A little relief: soothing sounds for uncertain times

Here at The Calvert Journal, if we had to describe 2020 in four succinct words, it would probably be “autoscrolling apocalyptic news dump”.

18 March 2020
Top image: Bruce Collier

Since the recent Covid-19 outbreak, many of us have seen our worlds become much smaller, much quicker than we’d ever expected. Not only are our newsfeeds a 24/7 assault on the senses, but many of the things we would have done for respite in times of stress — a drink with friends, a workout at the gym, a trip to the movies — are off the table indefinitely.

Which is why, just for an hour or so, we want you to come with us on a virtual vacation. There’s no need to leave your house, or your room, or even your desk. Instead, just plug in your headphones. This week, we’ve selected some of the best playlists and podcasts from both The Calvert Journal and elsewhere, ready to transport you to other worlds — even when borders stay closed.

Image: Bruce Collier

Nominated by UNESCO as a “Masterpiece of the Oral and Intangible Heritage of Humanity”, Albanian choral singing is unique for its inclusion of iso — a long, continuous monophonic drone that resonates beneath a polyphony of voices.

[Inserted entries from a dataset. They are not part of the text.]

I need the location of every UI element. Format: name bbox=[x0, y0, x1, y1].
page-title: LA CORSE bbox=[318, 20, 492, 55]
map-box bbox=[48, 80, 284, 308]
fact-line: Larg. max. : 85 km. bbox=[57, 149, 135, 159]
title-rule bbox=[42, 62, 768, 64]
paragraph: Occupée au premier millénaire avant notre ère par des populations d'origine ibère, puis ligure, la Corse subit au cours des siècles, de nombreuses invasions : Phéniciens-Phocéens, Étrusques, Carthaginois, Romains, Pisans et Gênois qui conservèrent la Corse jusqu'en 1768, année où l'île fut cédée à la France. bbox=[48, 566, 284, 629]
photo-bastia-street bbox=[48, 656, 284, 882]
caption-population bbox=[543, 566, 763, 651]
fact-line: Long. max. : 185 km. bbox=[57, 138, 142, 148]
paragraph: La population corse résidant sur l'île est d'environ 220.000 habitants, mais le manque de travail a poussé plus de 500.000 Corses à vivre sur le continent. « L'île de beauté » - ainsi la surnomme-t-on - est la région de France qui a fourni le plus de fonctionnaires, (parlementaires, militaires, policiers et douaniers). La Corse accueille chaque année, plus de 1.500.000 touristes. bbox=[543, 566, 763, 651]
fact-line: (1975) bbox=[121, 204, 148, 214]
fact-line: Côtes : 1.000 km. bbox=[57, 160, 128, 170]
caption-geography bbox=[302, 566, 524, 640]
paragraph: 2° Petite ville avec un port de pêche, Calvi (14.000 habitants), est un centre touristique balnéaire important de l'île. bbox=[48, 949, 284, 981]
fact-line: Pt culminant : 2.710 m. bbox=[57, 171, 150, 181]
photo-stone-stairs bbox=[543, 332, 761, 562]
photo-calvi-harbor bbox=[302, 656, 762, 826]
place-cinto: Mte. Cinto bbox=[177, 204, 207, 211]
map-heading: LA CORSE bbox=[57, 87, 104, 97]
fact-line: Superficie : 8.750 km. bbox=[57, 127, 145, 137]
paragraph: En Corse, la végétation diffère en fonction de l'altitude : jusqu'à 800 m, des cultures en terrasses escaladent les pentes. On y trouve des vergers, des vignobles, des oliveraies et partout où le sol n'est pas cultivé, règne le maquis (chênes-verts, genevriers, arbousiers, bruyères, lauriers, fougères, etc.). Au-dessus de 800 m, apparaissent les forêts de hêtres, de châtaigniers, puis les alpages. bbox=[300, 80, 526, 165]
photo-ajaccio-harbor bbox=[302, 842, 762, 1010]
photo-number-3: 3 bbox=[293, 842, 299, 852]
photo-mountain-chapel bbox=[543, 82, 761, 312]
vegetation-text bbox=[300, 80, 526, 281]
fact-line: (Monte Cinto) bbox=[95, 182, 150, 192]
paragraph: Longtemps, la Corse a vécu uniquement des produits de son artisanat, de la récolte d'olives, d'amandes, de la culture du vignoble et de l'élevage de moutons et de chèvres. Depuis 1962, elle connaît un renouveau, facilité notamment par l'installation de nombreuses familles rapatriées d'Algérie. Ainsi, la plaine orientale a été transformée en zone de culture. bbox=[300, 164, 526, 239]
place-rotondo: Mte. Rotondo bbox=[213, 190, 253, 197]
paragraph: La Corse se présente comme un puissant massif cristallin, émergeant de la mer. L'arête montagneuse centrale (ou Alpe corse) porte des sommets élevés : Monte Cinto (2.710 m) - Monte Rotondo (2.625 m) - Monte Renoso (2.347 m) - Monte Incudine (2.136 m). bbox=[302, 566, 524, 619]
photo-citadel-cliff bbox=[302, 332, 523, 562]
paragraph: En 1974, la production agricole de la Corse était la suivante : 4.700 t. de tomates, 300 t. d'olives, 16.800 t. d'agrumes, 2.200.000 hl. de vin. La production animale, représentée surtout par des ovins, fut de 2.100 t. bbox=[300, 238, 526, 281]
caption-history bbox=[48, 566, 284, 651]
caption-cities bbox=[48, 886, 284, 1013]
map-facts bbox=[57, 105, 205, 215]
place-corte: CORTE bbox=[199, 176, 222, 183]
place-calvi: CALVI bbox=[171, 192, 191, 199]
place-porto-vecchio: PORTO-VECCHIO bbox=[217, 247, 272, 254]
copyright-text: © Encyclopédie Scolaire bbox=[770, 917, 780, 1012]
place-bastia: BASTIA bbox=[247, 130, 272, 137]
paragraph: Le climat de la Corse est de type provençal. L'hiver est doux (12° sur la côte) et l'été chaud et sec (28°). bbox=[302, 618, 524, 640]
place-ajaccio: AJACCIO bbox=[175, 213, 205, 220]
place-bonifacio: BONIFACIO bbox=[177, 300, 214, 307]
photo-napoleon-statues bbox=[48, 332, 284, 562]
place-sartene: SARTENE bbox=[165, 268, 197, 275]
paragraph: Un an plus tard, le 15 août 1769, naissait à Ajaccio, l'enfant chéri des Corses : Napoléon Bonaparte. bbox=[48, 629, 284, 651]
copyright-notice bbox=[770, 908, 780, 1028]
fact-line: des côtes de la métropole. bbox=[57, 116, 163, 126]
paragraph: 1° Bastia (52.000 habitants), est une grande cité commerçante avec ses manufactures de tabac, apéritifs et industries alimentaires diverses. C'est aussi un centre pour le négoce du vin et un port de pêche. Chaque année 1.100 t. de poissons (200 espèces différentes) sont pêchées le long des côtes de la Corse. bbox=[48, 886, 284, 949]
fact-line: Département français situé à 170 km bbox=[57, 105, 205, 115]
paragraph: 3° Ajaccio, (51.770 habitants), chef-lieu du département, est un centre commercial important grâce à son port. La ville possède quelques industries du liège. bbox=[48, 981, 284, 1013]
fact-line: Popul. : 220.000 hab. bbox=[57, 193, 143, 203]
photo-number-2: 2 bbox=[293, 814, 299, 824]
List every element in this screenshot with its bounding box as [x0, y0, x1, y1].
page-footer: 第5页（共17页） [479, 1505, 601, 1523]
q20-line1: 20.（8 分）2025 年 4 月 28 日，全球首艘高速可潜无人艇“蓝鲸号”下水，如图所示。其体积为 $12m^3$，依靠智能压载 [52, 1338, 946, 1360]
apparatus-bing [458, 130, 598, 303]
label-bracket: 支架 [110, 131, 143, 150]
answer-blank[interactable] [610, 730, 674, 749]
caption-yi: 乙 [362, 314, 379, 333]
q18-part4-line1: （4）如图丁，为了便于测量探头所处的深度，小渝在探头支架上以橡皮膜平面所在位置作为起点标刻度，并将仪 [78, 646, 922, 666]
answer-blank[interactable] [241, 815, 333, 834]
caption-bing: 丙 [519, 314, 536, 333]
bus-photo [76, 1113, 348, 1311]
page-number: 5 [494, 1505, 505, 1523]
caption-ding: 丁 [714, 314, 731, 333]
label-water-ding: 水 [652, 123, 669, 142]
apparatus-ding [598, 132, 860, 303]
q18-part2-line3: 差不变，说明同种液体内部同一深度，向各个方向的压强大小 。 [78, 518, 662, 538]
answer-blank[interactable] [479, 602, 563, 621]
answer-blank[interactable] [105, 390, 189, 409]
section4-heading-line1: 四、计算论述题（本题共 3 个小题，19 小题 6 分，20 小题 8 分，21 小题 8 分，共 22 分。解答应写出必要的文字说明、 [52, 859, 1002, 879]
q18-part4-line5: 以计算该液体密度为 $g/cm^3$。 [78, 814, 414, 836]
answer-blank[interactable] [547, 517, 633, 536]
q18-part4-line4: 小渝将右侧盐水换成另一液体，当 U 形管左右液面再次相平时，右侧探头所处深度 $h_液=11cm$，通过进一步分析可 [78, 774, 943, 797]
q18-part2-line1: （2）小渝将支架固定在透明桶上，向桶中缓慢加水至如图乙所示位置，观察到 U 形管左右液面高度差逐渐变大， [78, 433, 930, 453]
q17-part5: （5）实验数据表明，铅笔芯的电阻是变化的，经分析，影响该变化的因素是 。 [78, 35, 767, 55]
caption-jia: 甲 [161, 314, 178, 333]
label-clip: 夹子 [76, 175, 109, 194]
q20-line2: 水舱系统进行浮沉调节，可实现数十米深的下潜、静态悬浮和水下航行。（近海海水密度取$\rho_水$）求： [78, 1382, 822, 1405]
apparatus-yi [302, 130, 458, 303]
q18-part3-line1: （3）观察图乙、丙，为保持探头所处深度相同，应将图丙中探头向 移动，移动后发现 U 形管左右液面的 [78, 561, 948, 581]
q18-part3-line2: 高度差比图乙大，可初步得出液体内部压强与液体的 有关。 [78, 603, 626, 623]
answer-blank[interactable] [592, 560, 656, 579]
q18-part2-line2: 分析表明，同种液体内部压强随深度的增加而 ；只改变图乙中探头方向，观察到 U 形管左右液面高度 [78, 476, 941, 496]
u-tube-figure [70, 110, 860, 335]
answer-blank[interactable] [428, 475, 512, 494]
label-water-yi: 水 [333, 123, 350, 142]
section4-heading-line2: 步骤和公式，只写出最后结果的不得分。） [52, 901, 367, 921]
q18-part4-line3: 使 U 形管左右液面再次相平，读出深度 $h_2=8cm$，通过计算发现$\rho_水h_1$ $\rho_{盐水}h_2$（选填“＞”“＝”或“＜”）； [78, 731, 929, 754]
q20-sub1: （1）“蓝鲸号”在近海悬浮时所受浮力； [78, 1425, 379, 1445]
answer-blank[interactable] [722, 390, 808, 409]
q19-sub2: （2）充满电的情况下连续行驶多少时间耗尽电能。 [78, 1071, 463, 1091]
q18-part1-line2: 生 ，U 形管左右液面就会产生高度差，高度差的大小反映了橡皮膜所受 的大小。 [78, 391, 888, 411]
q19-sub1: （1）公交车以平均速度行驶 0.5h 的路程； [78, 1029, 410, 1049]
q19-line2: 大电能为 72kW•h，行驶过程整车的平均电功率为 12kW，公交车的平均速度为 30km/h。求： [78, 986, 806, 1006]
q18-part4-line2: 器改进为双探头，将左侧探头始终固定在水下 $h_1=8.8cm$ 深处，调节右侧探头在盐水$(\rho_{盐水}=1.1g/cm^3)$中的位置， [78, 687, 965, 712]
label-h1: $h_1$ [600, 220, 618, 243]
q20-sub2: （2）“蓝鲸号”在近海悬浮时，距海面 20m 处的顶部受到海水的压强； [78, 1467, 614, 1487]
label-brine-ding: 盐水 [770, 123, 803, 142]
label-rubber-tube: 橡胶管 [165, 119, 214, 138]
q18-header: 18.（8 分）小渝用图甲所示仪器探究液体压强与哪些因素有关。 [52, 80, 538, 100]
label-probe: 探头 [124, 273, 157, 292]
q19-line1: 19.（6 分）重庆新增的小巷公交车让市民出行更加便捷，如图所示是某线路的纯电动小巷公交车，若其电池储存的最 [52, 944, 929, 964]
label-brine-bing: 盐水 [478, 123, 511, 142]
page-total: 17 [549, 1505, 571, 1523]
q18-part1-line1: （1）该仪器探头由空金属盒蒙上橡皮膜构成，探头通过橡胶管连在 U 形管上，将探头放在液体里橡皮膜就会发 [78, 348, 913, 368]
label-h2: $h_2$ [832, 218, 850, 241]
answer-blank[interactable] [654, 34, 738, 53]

British/German filmmaker Dan Shutt captured the phenomenon in his directorial debut, Washed by the Moon, set against a backdrop of the dreamy mountains of Labëria in southern Albania.

“The best thing about iso is that anyone round the table can join in, as long as they can hit that note,” says Shutt. This makes it a very community-spirited type of singing, which is its inherent value and why it still exists.”

Image: Andi Elloway

Listening to Sophia Saze’s intricate two-part record, Self, you get a sense that the Tbilisi-born techno DJ purposefully adds pockets of home comfort into her tracks.

Her songs aren’t just inspired by memories; they are memories — unfettered, unreliable, colliding with one another. In her own words: “I really wanted to put you in that headspace, when you’re being sidetracked by different thoughts.”

“Today, we feel super connected when actually a lot of us are disconnected,” she says. “Looking back on nostalgic memories can be a brief remedy for this feeling.”

Image: CES Creative Education Studio

Sleepers, Poets, Scientists is the first LP from the CES Creative Education Studio, an experimental school specialising in sound, audio, and design, which has been running for more than seven years in Tbilisi.

This is a gentle, healing record; it draws you into a soothing sonic world, which beautifully marries ambient, atmospheric, and classical music.

Delicate and peaceful yet completely uninhibited, the record forces you to focus on individual elements, whether it’s drifting saxophone, the gurgling of hardware, or chirping bird song.

A road through the Caucasus mountains. Image: Konstatin Malenchev under a CC licence

Our friends at the Caucasus All Frequency platform and podcast take a holistic look at musical culture in the Caucasus, publishing in both English and Armenian. The team works not just to document and preserve the music itself, but also to try and find a better understanding of the roles that music plays in one part of the world. Recorded earlier this month, this edition looks at lullabies — because just as the team says, “what everyone needs during this difficult time is reassurance.” We couldn’t agree more.

Image: Alisa Aiv

Berdsk is a small town to the south of Novosibirsk. Living in these parts, you get used to being surrounded by sylvan greenery and open expanses — in winter, the reservoir freezer over and metamorphoses into a vast snowy field. The pace of life here is far from blistering; peace and tranquillity, bred by a silence so profound you can make out the merest rustle. The music released by Shalash — a local record label that drew inspiration from the ambient sounds and natural innocence of the world outside its creators’ windows — engendered the same sensations over its modest 11-month lifespan, catching attention far away, in the likes of Moscow and St Petersburg.

“I don’t need much — I have my room, and what I’ve built for myself here might be a museum, it might be a lab, or it might even be a crypt,” says co-founder Yegor Klochikhin. “Maybe it’s an old-fogey kind of existence, but I just don’t feel the need to rush out somewhere to do stuff.”